A comparative example is described below, that the technical superiority of the procedure according to Invention compared to known ways of working.  

Example 5 (comparison) Production of the silver halide

A silver bromide iodide emulsion with 2.5 mol% silver iodide, in which a certain amount of iodine ions on the surface of the silver bromide iodide grains was present by adding a solution of silver nitrate according to the single enema procedure, or one Combination of the solution of silver nitrate and a solution of potassium bromide using the double enema procedure, to a container containing a solution of potassium iodide plus Contained potassium bromide.

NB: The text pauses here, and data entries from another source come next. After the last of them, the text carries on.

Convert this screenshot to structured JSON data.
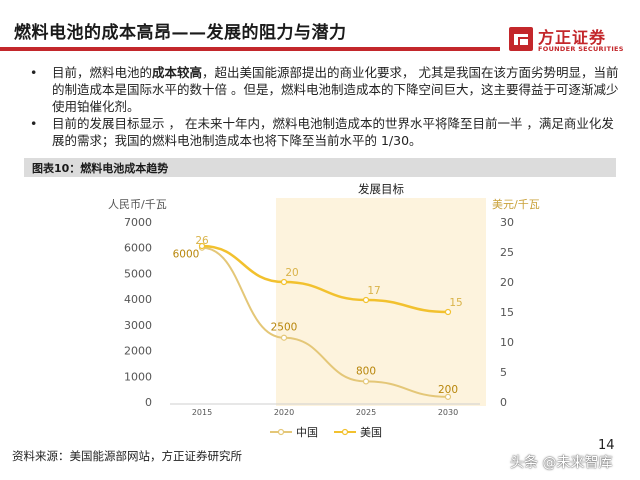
{
  "header": {
    "title": "燃料电池的成本高昂——发展的阻力与潜力",
    "logo_cn": "方正证券",
    "logo_en": "FOUNDER SECURITIES"
  },
  "bullets": [
    {
      "pre": "目前，燃料电池的",
      "bold": "成本较高",
      "post": "，超出美国能源部提出的商业化要求， 尤其是我国在该方面劣势明显，当前的制造成本是国际水平的数十倍 。但是，燃料电池制造成本的下降空间巨大，这主要得益于可逐渐减少使用铂催化剂。"
    },
    {
      "pre": "目前的发展目标显示 ， 在未来十年内，燃料电池制造成本的世界水平将降至目前一半 ，满足商业化发展的需求；我国的燃料电池制造成本也将下降至当前水平的   1/30。",
      "bold": "",
      "post": ""
    }
  ],
  "figure": {
    "title": "图表10：燃料电池成本趋势"
  },
  "chart_data": {
    "type": "line",
    "annotation": "发展目标",
    "x": [
      "2015",
      "2020",
      "2025",
      "2030"
    ],
    "ylabel_left": "人民币/千瓦",
    "ylabel_right": "美元/千瓦",
    "ylim_left": [
      0,
      7000
    ],
    "ylim_right": [
      0,
      30
    ],
    "yticks_left": [
      0,
      1000,
      2000,
      3000,
      4000,
      5000,
      6000,
      7000
    ],
    "yticks_right": [
      0,
      5,
      10,
      15,
      20,
      25,
      30
    ],
    "series": [
      {
        "name": "中国",
        "axis": "left",
        "values": [
          6000,
          2500,
          800,
          200
        ],
        "labels": [
          "6000",
          "2500",
          "800",
          "200"
        ],
        "color": "#e4c778"
      },
      {
        "name": "美国",
        "axis": "right",
        "values": [
          26,
          20,
          17,
          15
        ],
        "labels": [
          "26",
          "20",
          "17",
          "15"
        ],
        "color": "#f2c12e"
      }
    ],
    "legend_position": "bottom",
    "highlight_range": [
      "2020",
      "2030"
    ],
    "highlight_color": "#fdf3dd"
  },
  "footer": {
    "source": "资料来源：美国能源部网站，方正证券研究所",
    "page": "14",
    "watermark": "头条 @未来智库"
  }
}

The amount of those present on the surface of the silver halide grains Iodide ions were used for electron spectroscopy chemical analysis according to the ion etching method T. M. Kelly & M. G. Mason, Journal of Applied Physics, Volume 47, page 4721 (1976). This emulsion was divided and spectrally sensitized using the following dyes:

Dye A (Hemioxonol dye, according to the US-PS 21 65 339, page 3, example 11)

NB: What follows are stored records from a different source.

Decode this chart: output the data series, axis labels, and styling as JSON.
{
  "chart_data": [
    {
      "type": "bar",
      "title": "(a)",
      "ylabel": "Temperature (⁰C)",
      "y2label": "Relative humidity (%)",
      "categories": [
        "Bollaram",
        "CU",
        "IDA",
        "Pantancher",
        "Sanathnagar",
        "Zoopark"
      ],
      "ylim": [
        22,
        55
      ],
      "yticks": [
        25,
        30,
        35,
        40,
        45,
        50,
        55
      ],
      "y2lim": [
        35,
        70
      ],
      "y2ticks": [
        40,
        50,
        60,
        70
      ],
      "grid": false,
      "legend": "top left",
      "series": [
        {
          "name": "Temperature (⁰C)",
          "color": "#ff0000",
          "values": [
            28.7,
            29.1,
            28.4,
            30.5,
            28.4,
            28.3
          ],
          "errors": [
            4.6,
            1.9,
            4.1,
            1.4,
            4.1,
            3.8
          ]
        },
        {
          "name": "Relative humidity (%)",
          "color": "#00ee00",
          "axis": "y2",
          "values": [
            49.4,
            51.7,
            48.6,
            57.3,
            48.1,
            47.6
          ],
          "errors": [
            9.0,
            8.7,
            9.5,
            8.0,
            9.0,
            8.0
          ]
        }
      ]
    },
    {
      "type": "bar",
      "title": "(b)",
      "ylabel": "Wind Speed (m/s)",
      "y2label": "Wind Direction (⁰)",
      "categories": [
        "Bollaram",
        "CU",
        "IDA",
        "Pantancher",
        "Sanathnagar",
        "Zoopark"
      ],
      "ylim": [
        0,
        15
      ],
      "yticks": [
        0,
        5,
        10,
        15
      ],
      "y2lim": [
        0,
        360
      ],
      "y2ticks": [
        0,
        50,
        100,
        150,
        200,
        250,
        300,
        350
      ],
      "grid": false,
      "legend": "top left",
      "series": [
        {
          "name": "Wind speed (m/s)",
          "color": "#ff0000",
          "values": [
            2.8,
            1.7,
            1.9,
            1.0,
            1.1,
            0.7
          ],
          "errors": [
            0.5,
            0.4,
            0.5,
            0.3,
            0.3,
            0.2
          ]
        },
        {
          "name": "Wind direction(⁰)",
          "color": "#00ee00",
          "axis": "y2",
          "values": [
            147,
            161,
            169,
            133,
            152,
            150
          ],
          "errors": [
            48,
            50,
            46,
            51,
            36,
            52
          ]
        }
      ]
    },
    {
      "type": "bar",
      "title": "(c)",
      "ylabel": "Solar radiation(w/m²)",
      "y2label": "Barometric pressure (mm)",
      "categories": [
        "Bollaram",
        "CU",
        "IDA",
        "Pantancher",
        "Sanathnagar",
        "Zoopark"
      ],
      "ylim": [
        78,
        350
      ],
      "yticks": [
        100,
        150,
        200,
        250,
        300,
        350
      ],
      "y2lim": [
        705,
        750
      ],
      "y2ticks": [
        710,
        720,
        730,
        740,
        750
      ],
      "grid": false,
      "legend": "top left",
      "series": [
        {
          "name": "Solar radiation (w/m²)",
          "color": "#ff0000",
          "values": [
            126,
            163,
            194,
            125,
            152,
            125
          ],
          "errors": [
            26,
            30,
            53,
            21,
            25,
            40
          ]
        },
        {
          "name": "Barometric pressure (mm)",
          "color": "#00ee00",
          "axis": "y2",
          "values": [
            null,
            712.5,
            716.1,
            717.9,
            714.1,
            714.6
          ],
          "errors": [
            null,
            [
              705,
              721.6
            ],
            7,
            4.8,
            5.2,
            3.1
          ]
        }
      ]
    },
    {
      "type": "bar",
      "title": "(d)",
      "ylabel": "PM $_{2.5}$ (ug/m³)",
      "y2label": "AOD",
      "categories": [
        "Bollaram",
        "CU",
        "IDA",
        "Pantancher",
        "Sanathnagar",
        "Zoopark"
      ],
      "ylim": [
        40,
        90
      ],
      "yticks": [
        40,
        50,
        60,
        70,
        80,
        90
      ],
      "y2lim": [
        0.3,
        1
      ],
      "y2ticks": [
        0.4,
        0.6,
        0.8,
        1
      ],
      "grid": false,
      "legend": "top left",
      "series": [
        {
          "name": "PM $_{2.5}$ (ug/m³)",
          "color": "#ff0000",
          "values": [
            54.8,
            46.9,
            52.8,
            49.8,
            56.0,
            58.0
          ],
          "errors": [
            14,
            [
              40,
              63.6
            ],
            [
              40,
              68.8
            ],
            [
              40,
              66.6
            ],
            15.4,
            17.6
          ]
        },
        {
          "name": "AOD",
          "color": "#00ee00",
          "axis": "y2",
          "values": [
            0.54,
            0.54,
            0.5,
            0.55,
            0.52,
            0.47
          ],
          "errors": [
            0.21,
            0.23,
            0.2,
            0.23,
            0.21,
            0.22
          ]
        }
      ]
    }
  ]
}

Dye B (monomethine dye according to the US PS 20 78 233, page 1, line 20)

Dye C (merocyanine dye according to the US PS 20 78 233, page 2, example 5)

Dye D (merocyanine dye, according to the US PS 20 78 233, page 3, example 10)

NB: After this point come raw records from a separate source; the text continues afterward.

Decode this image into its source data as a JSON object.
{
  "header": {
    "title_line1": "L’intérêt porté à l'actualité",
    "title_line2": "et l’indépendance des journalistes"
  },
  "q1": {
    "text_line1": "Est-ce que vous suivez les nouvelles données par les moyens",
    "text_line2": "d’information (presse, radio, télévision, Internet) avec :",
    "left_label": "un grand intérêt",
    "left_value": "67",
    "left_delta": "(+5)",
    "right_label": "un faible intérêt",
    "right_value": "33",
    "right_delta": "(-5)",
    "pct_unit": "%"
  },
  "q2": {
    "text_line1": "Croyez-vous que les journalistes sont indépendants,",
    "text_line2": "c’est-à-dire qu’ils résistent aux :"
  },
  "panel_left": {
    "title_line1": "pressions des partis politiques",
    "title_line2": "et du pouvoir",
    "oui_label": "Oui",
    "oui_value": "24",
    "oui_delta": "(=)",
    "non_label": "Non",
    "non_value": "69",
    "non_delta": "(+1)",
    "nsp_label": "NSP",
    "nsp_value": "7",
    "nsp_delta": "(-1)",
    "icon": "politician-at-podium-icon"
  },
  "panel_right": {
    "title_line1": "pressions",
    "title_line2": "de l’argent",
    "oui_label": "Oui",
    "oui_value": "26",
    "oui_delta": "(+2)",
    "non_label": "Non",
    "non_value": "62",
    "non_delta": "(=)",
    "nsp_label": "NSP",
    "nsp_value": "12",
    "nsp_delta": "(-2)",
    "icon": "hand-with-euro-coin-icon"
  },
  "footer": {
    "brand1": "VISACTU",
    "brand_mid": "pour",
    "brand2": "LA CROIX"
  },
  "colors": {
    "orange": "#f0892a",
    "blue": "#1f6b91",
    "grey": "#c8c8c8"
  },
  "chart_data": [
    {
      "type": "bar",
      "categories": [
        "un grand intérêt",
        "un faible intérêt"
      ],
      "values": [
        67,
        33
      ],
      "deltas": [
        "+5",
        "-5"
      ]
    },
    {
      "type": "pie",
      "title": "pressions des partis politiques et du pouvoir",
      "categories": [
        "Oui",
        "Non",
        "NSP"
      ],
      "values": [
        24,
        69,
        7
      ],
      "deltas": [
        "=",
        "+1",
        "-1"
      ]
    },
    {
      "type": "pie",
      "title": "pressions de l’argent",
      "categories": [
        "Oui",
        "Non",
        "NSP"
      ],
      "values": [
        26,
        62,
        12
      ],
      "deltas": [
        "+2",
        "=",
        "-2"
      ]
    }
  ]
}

Dye E (hemicyanine dye, according to the US PS 21 66 736, page 3, example 10)

Dye 1 (according to the invention)

The results are shown in Table VIII below compiled:  

Table VIII

This results in experiment 19 according to the invention an unpredictably higher supersensitization effect than with the comparison combinations.

Claims (3)

1. A method for sensitization to the green spectral range of a chemically sensitized, negative working silver bromide iodide emulsion with 0.5 to 10 mol% of silver iodide, characterized in that a combination consisting of is added to the already chemically sensitized silver halide emulsion

• a) Sodium, potassium or ammonium iodide in an amount between 10 ^-4 to 10 ^-2 per mole of silver halide and
• b) a carbocyanine dye of the following general formulas (I) and / or (II): in which mean:
  R¹ is a hydrogen atom, a lower alkyl group or an aryl group, R², R³, R⁵, R⁶ each is a lower alkyl group which may be substituted by a hydroxyl, alkoxy, acetoxy, carboxy or sulfo group which is a benzyl, phenethyl or allyl group , R⁴ is a hydrogen atom, R⁷ is a lower alkyl group which may be substituted by a hydroxyl, alkoxy, acetoxy, carboxy or sulfo group, or a benzyl, phenethyl or allyl group, and R⁴ together with R⁷ together a dimethylene or trimethylene group to complete one 5- or 6-membered ring, A¹, A³, B¹ each represents a hydrogen or halogen atom, A², A⁴ each represents a hydrogen or halogen atom, a lower alkyl group, a hydroxy, alkoxy, acyloxy, alkoxycarbonyl, amino, acylamido or Alkoxycarbonylamino group, B², B³, B⁴ each have a hydrogen or halogen atom, a lower alkyl group, an alkoxy, acyloxy, alkoxycarbonyl, carboxy, aryl, cyano, carbamoyl, alkylsulfonyl, aminosulfonyl or alky laminosulfonyl group, and A¹ with A², A³ with A⁴ and B³ with B⁴ together the atoms necessary to complete a benzene ring, Yein oxygen atom or the groupings in which R⁸ and R⁹ each represent methyl, ethyl or allyl groups and R¹⁰ represents a methyl or ethyl group, and X⊖ is an acid anion which is omitted in the betaine structure,
  in an amount between 10 ^-4 to 2.10 ^-2 mol per mol of silver halide and then digested sufficiently at 35 ° C before adding the other substances usual before coating.

2. The method according to claim 1, characterized in that one adds the sodium, potassium or ammonium iodide in an amount between 5.10 ^-4 and 3.10 ^-3 moles per mole of silver halide 3. The method according to claim 1 and 2, characterized in that the carbocyanine dye according to general formula (I) and / or as a carbocyanine dye according to general formula (II) or adds.